D.A. Davidson pointed out Snowflake’s competition from Databricks – which recently announced an August funding round valuing the company at $100 billion – some $20 billion more than Snowflake’s value. “Both companies have plenty of space in their respective swim lanes, with Snowflake moving increasingly more into Databricks’ swim lane to capture more of the [artificial intelligence/machine learning] growth,” D.A. Davidson analyst Gil Luria wrote in a note on Aug. 25.
“So while we acknowledge the concern over competition, we believe that it is nothing for investors to lose sleep over,” he added.

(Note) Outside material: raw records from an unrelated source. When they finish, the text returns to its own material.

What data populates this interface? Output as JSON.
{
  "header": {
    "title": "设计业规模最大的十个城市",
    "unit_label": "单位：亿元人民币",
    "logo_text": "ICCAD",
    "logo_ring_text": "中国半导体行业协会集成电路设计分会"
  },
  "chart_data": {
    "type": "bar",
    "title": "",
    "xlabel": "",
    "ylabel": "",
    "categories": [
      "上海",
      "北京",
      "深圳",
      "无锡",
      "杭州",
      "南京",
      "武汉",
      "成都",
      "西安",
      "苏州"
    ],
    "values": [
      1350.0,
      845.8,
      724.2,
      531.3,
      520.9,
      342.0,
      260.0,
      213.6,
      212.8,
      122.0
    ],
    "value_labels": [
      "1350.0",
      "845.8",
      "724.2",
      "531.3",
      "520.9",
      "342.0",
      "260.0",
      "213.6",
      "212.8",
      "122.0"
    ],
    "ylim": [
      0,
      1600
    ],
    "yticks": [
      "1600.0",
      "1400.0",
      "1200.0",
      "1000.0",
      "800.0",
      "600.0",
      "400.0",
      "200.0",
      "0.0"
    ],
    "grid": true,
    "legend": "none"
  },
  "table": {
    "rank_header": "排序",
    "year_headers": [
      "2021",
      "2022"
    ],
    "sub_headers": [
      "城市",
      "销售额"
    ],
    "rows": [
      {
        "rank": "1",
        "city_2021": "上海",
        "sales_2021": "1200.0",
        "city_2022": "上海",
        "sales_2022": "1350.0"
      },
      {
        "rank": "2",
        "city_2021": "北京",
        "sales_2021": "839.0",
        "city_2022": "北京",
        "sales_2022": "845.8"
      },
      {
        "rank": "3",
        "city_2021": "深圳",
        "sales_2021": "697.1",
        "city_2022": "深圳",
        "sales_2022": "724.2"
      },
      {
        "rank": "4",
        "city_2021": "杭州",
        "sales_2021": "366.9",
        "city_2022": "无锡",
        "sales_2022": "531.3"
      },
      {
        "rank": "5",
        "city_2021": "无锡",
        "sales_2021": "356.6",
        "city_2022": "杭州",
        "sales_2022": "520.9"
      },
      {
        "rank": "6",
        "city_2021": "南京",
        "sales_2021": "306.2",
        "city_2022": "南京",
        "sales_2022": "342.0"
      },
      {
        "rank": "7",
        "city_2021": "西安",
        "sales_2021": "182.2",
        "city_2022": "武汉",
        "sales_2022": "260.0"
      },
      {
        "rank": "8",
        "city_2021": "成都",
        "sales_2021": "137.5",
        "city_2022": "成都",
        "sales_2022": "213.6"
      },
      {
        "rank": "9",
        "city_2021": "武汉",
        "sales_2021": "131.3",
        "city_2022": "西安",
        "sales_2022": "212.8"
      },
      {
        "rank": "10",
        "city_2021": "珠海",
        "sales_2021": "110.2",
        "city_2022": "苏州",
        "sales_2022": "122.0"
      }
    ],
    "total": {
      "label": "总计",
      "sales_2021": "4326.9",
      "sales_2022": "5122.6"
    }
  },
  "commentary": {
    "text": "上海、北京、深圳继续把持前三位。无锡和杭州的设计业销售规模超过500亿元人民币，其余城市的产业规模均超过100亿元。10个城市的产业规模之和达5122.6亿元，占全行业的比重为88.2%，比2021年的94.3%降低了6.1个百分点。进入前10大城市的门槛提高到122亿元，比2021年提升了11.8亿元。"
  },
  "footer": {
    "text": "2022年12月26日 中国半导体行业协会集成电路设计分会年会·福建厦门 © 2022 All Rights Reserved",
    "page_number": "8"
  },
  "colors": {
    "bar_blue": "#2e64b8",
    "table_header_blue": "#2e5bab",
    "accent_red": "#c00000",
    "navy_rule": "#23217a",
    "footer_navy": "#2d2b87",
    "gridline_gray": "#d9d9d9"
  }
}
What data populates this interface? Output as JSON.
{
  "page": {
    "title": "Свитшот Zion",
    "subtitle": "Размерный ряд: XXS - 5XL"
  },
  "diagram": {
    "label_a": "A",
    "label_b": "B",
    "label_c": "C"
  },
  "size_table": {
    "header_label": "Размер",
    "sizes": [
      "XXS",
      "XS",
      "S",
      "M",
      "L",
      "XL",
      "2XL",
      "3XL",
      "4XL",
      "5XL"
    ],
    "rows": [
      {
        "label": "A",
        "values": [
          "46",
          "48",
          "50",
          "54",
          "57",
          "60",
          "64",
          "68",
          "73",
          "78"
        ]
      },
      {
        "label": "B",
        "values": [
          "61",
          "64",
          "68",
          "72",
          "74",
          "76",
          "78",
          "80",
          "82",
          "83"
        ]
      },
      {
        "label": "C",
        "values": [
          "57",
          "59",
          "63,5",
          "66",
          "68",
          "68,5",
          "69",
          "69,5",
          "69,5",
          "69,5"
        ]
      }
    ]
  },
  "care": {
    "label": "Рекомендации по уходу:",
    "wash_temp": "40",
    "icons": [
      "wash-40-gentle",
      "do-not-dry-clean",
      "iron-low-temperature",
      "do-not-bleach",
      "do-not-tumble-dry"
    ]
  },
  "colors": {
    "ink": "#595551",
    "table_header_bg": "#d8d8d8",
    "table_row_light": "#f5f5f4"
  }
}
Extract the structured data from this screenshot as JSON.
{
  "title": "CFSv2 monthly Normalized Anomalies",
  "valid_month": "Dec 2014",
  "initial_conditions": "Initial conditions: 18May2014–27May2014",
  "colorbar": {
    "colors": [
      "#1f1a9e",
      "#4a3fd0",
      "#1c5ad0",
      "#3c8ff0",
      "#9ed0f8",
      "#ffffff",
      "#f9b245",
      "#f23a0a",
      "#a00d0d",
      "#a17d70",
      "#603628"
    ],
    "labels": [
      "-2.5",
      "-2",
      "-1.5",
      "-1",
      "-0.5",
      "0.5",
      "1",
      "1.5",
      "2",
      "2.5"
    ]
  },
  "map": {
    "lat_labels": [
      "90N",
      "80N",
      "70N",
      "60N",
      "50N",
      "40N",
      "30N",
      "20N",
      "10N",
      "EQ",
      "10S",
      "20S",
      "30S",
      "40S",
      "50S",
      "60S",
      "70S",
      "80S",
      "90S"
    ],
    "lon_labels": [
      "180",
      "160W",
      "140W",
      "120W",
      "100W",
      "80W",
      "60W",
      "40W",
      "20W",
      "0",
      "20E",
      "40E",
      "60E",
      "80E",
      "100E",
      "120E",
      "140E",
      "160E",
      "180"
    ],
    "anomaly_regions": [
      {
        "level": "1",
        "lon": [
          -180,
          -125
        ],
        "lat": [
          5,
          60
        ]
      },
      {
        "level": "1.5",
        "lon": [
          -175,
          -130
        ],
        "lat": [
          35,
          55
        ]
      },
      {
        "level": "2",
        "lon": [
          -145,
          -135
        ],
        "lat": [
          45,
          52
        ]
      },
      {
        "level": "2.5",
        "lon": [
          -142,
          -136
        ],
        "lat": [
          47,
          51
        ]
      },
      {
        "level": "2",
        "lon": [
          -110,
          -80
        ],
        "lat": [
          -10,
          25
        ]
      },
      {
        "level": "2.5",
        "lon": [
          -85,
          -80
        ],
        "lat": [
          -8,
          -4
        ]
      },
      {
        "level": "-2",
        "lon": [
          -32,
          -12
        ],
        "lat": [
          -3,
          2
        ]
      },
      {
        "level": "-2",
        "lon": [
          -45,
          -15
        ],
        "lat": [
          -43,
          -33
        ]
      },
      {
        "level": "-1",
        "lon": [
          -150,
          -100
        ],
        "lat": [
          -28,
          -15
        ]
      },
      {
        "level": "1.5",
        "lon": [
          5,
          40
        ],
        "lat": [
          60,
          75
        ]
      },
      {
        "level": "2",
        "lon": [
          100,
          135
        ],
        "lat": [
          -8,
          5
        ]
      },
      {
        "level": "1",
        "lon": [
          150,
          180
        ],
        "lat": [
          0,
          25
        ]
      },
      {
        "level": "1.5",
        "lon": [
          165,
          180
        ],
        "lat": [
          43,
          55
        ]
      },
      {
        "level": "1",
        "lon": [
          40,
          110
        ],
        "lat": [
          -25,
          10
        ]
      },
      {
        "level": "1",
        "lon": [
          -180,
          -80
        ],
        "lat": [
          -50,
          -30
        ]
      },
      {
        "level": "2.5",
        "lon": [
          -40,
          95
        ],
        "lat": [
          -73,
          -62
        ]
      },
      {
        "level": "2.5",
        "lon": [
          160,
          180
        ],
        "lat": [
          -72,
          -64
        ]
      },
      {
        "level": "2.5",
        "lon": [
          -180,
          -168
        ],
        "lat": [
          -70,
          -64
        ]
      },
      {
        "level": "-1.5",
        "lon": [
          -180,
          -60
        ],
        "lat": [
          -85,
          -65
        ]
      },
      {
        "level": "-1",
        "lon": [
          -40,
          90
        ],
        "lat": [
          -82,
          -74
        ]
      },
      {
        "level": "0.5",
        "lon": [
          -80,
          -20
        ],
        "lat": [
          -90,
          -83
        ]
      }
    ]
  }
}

Finally, Morgan Stanley was also bullish. Snowflake is the “best way to play the data modernization theme in Software,” according to an August Morgan Stanley report featured in IBD. “Customers are investing aggressively in data modernization/ transformation initiatives – not just to move to the cloud, but increasingly because progress on their AI ambitions is impossible without them,” added Morgan Stanley’s report.
In my interview last month, Ramaswamy did not shed light on how much additional revenue Cortex AI or Snowflake Intelligence would add to the company’s top line.